公衆用道路とか私道だと不動産の課税価格が100万円に満たないケースがあります。
まずは1の場合について説明します。
相続により土地を取得した方が相続登記をしないで死亡した場合の登録免許税の免税措置の例
実はこの内容については私のブログでも取り上げていますので、詳しくは以下のブログを御覧ください。
注意しなければならない点について書きます。
- 1次相続と2次相続があって、登録免許税がタダになるのは1次相続のみ
- 相続登記の対象となる不動産は土地のみであって、建物は対象外
- 1次相続のあとその相続人が不動産を売却した場合であっても、1次相続の登録免許税はタダになる
- 申請書に「租税特別措置法第84条の2の3第1項により非課税」と記載してする。記載がない場合は,免税措置は受けられない
- 免税措置が適用されるのは2021年3月31日まで
免税措置の適用の延長は、相続登記がどれだけ推進されたかで延長される可能性はあります。

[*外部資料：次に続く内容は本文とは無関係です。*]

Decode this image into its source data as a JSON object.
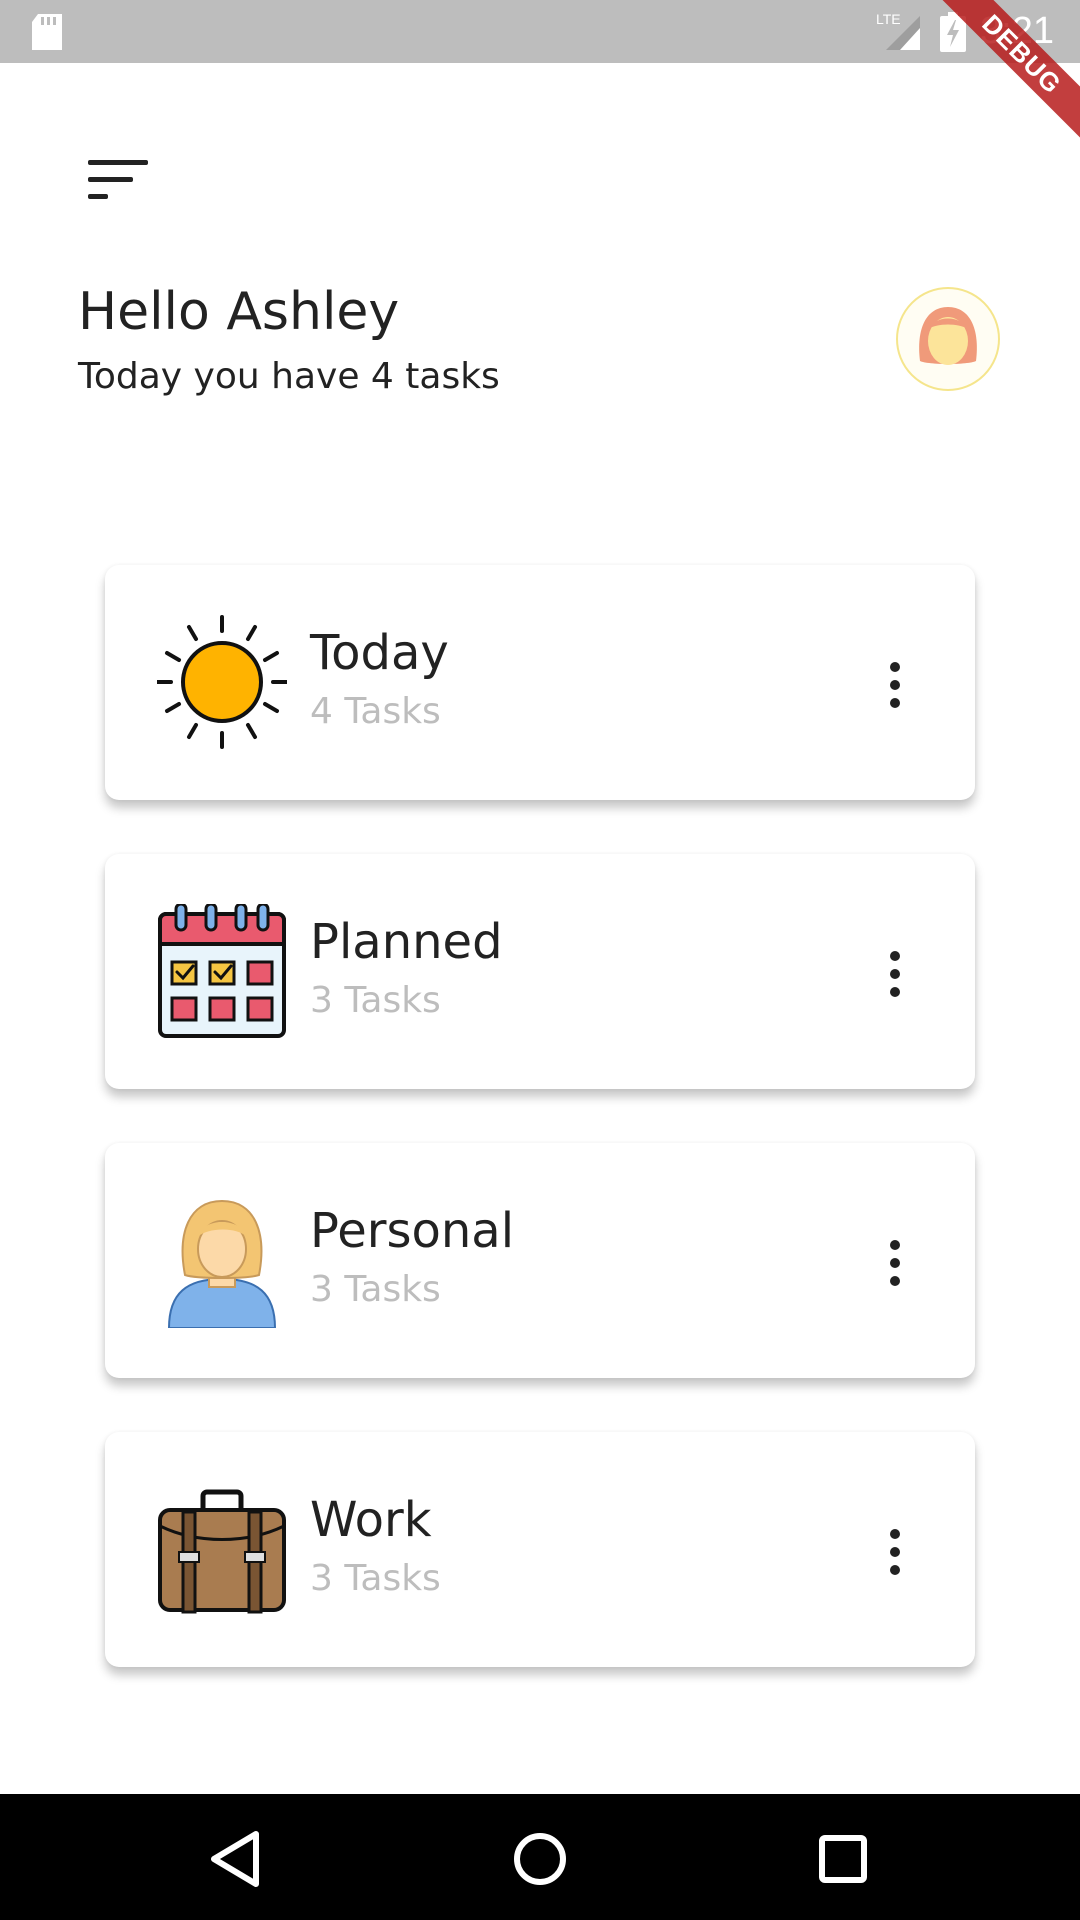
{
  "status_bar": {
    "time": "3:21",
    "network": "LTE",
    "debug_banner": "DEBUG"
  },
  "header": {
    "greeting": "Hello Ashley",
    "subtitle": "Today you have 4 tasks"
  },
  "categories": [
    {
      "title": "Today",
      "count": "4 Tasks",
      "icon": "sun-icon"
    },
    {
      "title": "Planned",
      "count": "3 Tasks",
      "icon": "calendar-icon"
    },
    {
      "title": "Personal",
      "count": "3 Tasks",
      "icon": "person-icon"
    },
    {
      "title": "Work",
      "count": "3 Tasks",
      "icon": "briefcase-icon"
    }
  ],
  "colors": {
    "sun": "#FFB300",
    "calendar_header": "#E95A6E",
    "calendar_check": "#F5C542",
    "person_hair": "#F3C572",
    "person_shirt": "#7FB2EA",
    "briefcase": "#A97C50",
    "debug_ribbon": "#B71C1C"
  }
}
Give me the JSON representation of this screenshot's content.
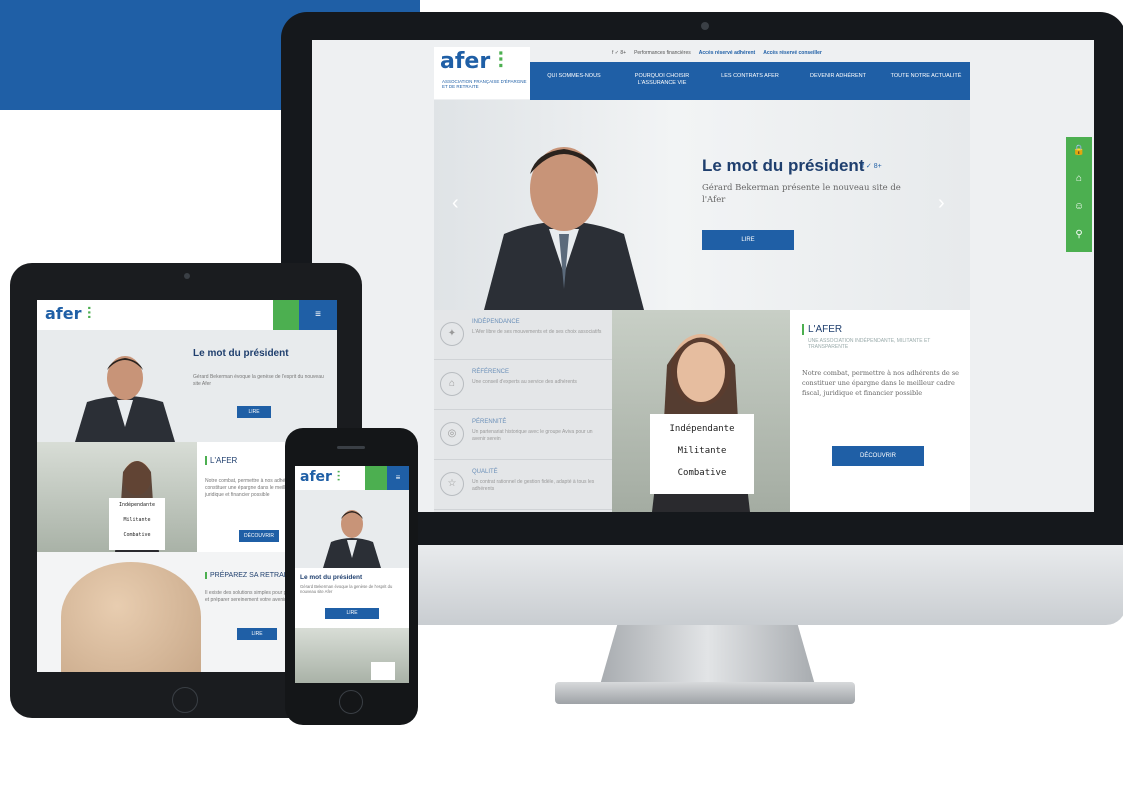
{
  "colors": {
    "brand_blue": "#1f5fa6",
    "brand_green": "#4caf50",
    "navy": "#1f3f6e"
  },
  "desktop": {
    "logo": {
      "word": "afer",
      "tagline": "ASSOCIATION FRANÇAISE D'ÉPARGNE ET DE RETRAITE"
    },
    "utility_bar": {
      "social_icons": "f  ✓  8+",
      "items": [
        "Performances financières",
        "Accès réservé adhérent",
        "Accès réservé conseiller"
      ]
    },
    "nav": [
      "QUI SOMMES-NOUS",
      "POURQUOI CHOISIR L'ASSURANCE VIE",
      "LES CONTRATS AFER",
      "DEVENIR ADHÉRENT",
      "TOUTE NOTRE ACTUALITÉ"
    ],
    "hero": {
      "title": "Le mot du président",
      "social": "f ✓ 8+",
      "text": "Gérard Bekerman présente le nouveau site de l'Afer",
      "button": "LIRE"
    },
    "features": [
      {
        "icon": "puzzle-icon",
        "title": "INDÉPENDANCE",
        "text": "L'Afer libre de ses mouvements et de ses choix associatifs"
      },
      {
        "icon": "building-icon",
        "title": "RÉFÉRENCE",
        "text": "Une conseil d'experts au service des adhérents"
      },
      {
        "icon": "shield-icon",
        "title": "PÉRENNITÉ",
        "text": "Un partenariat historique avec le groupe Aviva pour un avenir serein"
      },
      {
        "icon": "star-icon",
        "title": "QUALITÉ",
        "text": "Un contrat rationnel de gestion fidèle, adapté à tous les adhérents"
      }
    ],
    "sign_lines": [
      "Indépendante",
      "Militante",
      "Combative"
    ],
    "afer_box": {
      "title": "L'AFER",
      "subtitle": "UNE ASSOCIATION INDÉPENDANTE, MILITANTE ET TRANSPARENTE",
      "text": "Notre combat, permettre à nos adhérents de se constituer une épargne dans le meilleur cadre fiscal, juridique et financier possible",
      "button": "DÉCOUVRIR"
    },
    "side_tab": [
      "lock-icon",
      "bank-icon",
      "user-icon",
      "search-icon"
    ]
  },
  "tablet": {
    "hero_title": "Le mot du président",
    "hero_text": "Gérard Bekerman évoque la genèse de l'esprit du nouveau site Afer",
    "hero_button": "LIRE",
    "sign_lines": [
      "Indépendante",
      "Militante",
      "Combative"
    ],
    "afer_title": "L'AFER",
    "afer_text": "Notre combat, permettre à nos adhérents de se constituer une épargne dans le meilleur cadre fiscal, juridique et financier possible",
    "afer_button": "DÉCOUVRIR",
    "retirement_title": "PRÉPAREZ SA RETRAITE",
    "retirement_text": "Il existe des solutions simples pour protéger vos proches et préparer sereinement votre avenir",
    "retirement_button": "LIRE"
  },
  "phone": {
    "hero_title": "Le mot du président",
    "hero_text": "Gérard Bekerman évoque la genèse de l'esprit du nouveau site Afer",
    "button": "LIRE"
  }
}
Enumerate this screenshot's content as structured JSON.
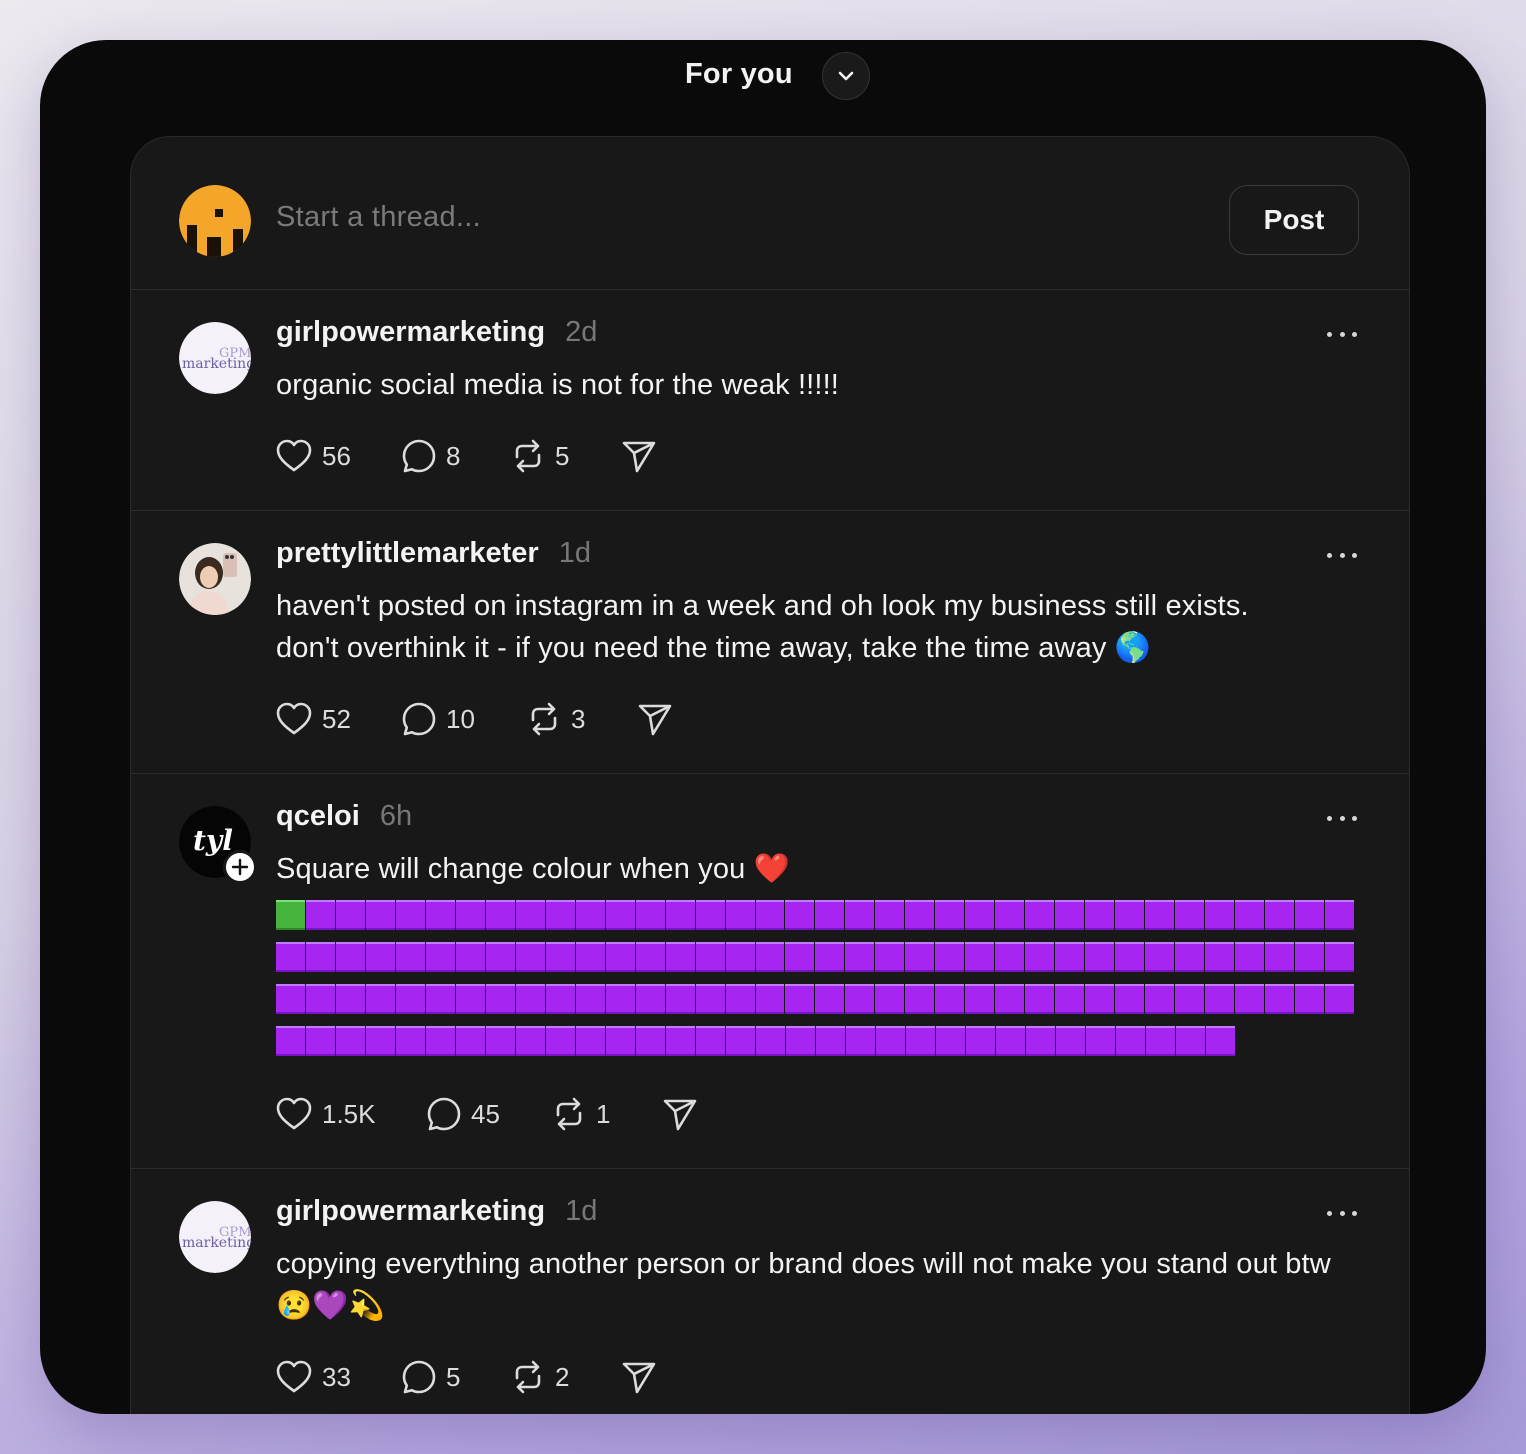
{
  "header": {
    "title": "For you",
    "dropdown_icon": "chevron-down-icon"
  },
  "composer": {
    "placeholder": "Start a thread...",
    "post_label": "Post"
  },
  "posts": [
    {
      "username": "girlpowermarketing",
      "time": "2d",
      "text": "organic social media is not for the weak !!!!!",
      "likes": "56",
      "replies": "8",
      "reposts": "5",
      "avatar_text": "GPM marketing"
    },
    {
      "username": "prettylittlemarketer",
      "time": "1d",
      "text": "haven't posted on instagram in a week and oh look my business still exists.\ndon't overthink it - if you need the time away, take the time away 🌎",
      "likes": "52",
      "replies": "10",
      "reposts": "3"
    },
    {
      "username": "qceloi",
      "time": "6h",
      "text": "Square will change colour when you ❤️",
      "likes": "1.5K",
      "replies": "45",
      "reposts": "1",
      "avatar_text": "tyl",
      "squares": {
        "green": 1,
        "purple": 139,
        "per_row": 36
      }
    },
    {
      "username": "girlpowermarketing",
      "time": "1d",
      "text": "copying everything another person or brand does will not make you stand out btw 😢💜💫",
      "likes": "33",
      "replies": "5",
      "reposts": "2",
      "avatar_text": "GPM marketing"
    }
  ],
  "colors": {
    "background": "#0a0a0a",
    "card": "#181818",
    "text": "#f3f3f3",
    "muted": "#777777",
    "square_purple": "#a625f0",
    "square_green": "#47b53d",
    "composer_avatar": "#f4a62a"
  }
}
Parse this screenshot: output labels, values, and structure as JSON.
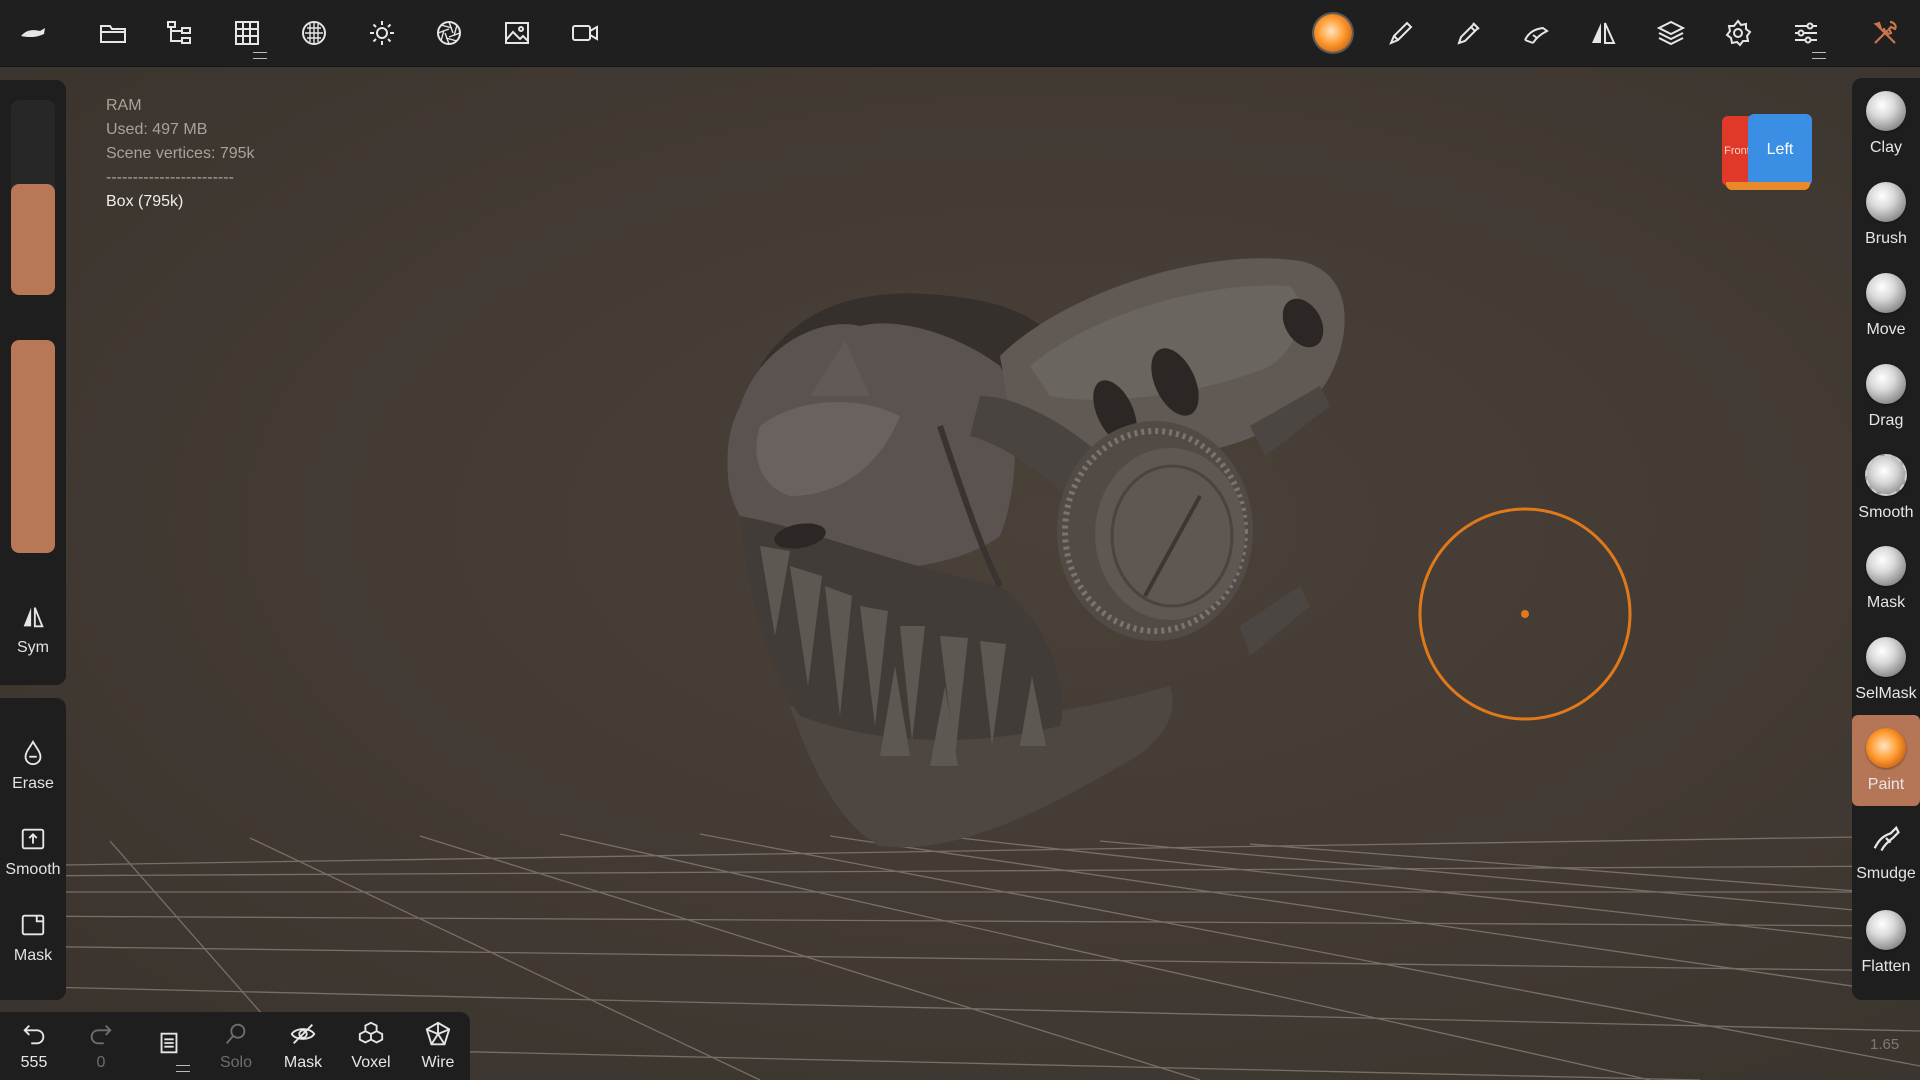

一番注意しなければならないことは、申請書に「租税特別措置法第84条の2の3第1項により非課税」と記載すること。
免税の根拠条文が漏れた場合、補正の対象となり、土地の価額に対して0.4%の登録免許税を納める必要がでます。
もし、1次相続をタダで申請する場合には、申請書の記載で上記免税の根拠条文が漏れていないか確認してください。
不動産の価額が100万円以下の土地に係る登録免許税の免税措置
最近実務で増えている事例が、不動産の価格が100万円以下の土地にかかる登録免許税の免税。
以前は不動産の価格が10万円以下だったので、都内だとあまり利用されていなかったです。
しかし、不動産の価格が100万円以下だと、地方ではそれなりに存在しており、都内でも、公衆用道路や私道の場合に、免税措置になるケースが多いです。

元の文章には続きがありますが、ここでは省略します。